11.3.Aims2 Aim 8: The effects of the various greenhouse gases depend on their abundance and their ability to absorb heat radiation.

21.1.NoS Improvements in modern instrumentation—advances in spectroscopic techniques (IR, 1H NMR and MS) have resulted in detailed knowledge of the structure of compounds. (1.8)

21.1.U1 Structural identification of compounds involves several different analytical techniques including IR, 1H NMR and MS.

21.1.U2 In a high resolution 1H NMR spectrum, single peaks present in low resolution can split into further clusters of peaks.

21.1.U3 The structural technique of single crystal X-ray crystallography can be used to identify the bond lengths and bond angles of crystalline compounds.

21.1.AS1 Explanation of the use of tetramethylsilane (TMS) as the reference standard.

21.1.AS2 Deduction of the structure of a compound given information from a range of analytical characterization techniques (X-ray crystallography, IR, 1H NMR and MS).

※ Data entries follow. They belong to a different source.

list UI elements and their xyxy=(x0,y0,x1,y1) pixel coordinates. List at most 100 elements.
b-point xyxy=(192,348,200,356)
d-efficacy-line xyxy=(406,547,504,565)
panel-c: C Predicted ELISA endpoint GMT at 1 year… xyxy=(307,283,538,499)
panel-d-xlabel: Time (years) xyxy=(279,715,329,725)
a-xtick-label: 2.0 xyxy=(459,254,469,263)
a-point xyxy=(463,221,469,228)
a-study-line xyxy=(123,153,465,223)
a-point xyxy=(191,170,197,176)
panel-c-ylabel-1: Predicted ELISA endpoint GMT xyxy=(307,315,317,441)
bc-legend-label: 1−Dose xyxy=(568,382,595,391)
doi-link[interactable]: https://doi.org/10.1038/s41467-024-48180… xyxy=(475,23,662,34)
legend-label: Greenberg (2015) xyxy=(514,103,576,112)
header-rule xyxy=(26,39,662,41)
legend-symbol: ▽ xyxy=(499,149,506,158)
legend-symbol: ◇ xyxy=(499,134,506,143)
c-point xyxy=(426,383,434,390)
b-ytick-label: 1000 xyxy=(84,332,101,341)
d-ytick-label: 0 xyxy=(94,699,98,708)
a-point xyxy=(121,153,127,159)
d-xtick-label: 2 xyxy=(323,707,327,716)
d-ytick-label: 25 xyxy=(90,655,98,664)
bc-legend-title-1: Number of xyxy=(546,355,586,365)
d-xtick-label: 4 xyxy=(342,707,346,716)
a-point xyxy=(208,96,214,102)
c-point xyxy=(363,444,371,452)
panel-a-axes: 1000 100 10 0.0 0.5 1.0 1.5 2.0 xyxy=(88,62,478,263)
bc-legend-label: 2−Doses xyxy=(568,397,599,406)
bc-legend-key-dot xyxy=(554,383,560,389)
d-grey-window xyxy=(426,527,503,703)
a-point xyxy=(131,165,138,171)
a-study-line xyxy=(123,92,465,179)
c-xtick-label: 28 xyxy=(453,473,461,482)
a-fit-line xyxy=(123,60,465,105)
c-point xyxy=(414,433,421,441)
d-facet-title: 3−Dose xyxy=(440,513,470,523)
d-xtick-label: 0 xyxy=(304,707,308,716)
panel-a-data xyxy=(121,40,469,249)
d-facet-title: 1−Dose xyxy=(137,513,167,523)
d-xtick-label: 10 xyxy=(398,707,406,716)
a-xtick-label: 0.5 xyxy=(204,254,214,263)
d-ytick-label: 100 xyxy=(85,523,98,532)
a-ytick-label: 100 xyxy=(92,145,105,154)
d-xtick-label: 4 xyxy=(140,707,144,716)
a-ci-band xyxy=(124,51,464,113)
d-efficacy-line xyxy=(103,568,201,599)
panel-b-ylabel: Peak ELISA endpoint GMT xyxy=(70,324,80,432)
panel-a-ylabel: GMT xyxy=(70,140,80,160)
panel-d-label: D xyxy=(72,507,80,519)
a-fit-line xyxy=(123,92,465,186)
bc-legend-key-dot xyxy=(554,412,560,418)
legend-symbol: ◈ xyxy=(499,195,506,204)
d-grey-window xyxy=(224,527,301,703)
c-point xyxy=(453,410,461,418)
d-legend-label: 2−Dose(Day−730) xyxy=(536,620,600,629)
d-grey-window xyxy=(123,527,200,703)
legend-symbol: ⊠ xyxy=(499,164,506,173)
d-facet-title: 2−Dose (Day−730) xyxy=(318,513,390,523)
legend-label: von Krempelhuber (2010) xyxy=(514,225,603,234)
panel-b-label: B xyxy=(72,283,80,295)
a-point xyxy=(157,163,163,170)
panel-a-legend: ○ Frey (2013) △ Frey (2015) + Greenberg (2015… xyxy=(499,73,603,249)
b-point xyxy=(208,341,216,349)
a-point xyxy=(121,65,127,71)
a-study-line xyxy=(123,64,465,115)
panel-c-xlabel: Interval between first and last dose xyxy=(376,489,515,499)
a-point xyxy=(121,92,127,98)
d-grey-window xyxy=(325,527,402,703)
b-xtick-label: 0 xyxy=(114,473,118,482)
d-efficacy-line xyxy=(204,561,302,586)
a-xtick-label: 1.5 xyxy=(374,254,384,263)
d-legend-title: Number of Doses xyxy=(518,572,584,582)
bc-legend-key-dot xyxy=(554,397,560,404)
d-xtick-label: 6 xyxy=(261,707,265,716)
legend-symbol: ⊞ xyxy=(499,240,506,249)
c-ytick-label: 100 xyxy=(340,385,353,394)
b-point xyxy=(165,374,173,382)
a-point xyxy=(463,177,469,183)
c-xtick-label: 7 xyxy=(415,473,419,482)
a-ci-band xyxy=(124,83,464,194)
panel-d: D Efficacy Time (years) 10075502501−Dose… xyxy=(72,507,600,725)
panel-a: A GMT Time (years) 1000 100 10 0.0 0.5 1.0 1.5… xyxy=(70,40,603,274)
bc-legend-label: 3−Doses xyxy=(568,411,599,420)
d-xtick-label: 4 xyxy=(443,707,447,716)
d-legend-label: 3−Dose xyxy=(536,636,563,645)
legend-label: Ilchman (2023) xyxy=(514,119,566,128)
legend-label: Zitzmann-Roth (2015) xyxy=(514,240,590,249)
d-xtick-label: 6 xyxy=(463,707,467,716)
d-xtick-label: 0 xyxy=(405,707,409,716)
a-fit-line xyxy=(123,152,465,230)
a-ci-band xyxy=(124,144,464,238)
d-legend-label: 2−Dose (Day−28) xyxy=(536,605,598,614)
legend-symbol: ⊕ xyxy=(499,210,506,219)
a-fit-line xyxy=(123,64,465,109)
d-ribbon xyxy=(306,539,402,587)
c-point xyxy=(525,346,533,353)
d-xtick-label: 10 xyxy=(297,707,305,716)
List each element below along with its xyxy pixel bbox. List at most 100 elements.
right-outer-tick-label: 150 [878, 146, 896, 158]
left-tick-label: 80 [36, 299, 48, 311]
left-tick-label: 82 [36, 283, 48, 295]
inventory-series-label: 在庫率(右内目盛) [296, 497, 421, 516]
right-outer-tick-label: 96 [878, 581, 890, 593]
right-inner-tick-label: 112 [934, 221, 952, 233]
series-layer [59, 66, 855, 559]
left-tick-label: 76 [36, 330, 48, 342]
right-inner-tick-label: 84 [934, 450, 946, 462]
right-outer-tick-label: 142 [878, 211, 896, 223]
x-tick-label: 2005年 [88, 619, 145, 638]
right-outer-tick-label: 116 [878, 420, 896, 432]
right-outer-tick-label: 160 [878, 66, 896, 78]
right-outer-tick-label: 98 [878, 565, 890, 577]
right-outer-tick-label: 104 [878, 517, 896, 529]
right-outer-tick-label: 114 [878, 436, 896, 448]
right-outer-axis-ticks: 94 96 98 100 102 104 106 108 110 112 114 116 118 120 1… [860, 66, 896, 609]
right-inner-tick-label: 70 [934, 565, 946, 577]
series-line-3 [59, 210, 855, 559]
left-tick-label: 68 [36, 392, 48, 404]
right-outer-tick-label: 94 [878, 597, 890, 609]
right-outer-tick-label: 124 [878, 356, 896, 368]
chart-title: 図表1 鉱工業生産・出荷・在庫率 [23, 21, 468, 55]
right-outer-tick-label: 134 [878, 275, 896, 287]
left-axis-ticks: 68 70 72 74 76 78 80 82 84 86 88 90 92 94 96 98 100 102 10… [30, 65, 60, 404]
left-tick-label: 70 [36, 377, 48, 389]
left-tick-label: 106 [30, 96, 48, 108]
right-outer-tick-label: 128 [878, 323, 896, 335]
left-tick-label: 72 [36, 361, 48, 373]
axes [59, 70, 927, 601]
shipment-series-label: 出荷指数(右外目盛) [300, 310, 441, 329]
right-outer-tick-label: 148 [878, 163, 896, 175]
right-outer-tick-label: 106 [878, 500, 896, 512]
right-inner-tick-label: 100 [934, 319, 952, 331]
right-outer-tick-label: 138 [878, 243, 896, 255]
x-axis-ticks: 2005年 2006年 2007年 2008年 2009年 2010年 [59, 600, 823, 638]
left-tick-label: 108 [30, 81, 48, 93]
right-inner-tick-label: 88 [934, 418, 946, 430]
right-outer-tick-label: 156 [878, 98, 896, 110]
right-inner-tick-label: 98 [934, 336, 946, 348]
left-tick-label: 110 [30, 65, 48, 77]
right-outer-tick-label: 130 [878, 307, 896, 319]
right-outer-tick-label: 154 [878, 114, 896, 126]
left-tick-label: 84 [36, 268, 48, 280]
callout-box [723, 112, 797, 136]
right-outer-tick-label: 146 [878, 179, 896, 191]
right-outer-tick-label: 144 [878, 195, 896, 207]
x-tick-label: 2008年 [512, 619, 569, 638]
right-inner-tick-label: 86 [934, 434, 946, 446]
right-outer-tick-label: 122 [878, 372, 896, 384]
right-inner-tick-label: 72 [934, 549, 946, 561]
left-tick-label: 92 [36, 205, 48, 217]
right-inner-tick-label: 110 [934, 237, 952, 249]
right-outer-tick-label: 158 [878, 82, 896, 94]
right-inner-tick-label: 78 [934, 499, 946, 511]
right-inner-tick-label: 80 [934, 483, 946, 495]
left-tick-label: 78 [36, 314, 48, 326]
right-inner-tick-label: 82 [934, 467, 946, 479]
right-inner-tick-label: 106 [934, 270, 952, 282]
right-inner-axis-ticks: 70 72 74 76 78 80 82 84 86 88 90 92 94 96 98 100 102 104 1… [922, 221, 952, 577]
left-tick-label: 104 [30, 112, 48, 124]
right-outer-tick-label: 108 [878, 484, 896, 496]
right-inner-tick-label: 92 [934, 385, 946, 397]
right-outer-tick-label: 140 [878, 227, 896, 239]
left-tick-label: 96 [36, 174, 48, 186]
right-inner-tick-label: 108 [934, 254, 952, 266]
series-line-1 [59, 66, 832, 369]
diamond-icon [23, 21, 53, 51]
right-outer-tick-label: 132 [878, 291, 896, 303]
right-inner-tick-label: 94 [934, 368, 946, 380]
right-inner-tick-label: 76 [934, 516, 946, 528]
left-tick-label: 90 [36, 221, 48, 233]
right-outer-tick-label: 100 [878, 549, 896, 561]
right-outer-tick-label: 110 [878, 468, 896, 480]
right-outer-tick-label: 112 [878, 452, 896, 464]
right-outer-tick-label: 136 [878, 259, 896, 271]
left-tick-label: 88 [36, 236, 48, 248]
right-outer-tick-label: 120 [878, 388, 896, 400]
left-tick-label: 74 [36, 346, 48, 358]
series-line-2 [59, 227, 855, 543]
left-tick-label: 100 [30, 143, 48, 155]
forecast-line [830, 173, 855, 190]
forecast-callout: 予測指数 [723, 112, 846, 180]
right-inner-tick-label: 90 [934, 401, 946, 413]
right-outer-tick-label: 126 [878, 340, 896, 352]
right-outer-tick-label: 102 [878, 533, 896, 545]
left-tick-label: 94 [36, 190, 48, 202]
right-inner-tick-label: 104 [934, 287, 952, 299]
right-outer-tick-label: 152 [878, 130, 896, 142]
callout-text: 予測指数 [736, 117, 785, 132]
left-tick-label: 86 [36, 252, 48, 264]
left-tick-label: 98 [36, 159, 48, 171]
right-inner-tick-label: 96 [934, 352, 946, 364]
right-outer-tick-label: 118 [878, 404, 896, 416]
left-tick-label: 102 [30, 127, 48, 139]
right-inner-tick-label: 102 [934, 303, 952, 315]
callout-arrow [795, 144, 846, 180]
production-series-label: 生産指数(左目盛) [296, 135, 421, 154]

21.1.G1 Students should be able to interpret the following from 1H NMR spectra: number of peaks, area under each peak, chemical shift and splitting patterns. Treatment of spin-spin coupling constants will not be assessed but students should be familiar with singlets, doublets, triplets and quartets.

21.1.G2 High resolution 1H NMR should be covered.

21.1.G3 The precise details of single crystal X-ray crystallography need not be known in detail, but students should be aware of the existence of this structural technique in the wider context of structural identification of both inorganic and organic compounds.

21.1.G4 The operating principles are not required for any of these methods.

21.1.IM1 The chemical community often shares chemical structural information on the international stage. The Cambridge Crystallographic Database, ChemSpider developed by the Royal Society of Chemistry and the Protein Data Bank (RCSB PDB) (at Brookhaven National Laboratory, USA) are examples which highlight the international nature of the scientific community.

21.1.ToK1 The intensity ratio of the lines in the high resolution NMR spectrum is given by the numbers in Pascals triangle, a mathematical pattern known independently over a thousand years ago by a number of different cultures. Why is mathematics such an effective tool in science? Is mathematics the science of patterns?

21.1.Uz1 Protons in water molecules within human cells can be detected by magnetic resonance imaging (MRI), giving a three-dimensional view of organs in the human body. Why is MRI replacing computerized tomography (CT) scans for some applications but is used as a complementary technique for others?

21.1.Uz2 MS (and other techniques such as TLC, GC, GC-MS and HPLC) can be used in forensic investigations at crime scenes.

21.1.Uz3 Analytical techniques can be used to test for drug abuse by high-performance athletes.

21.1.Aims1 Aim 7: Spectral databases can be used here.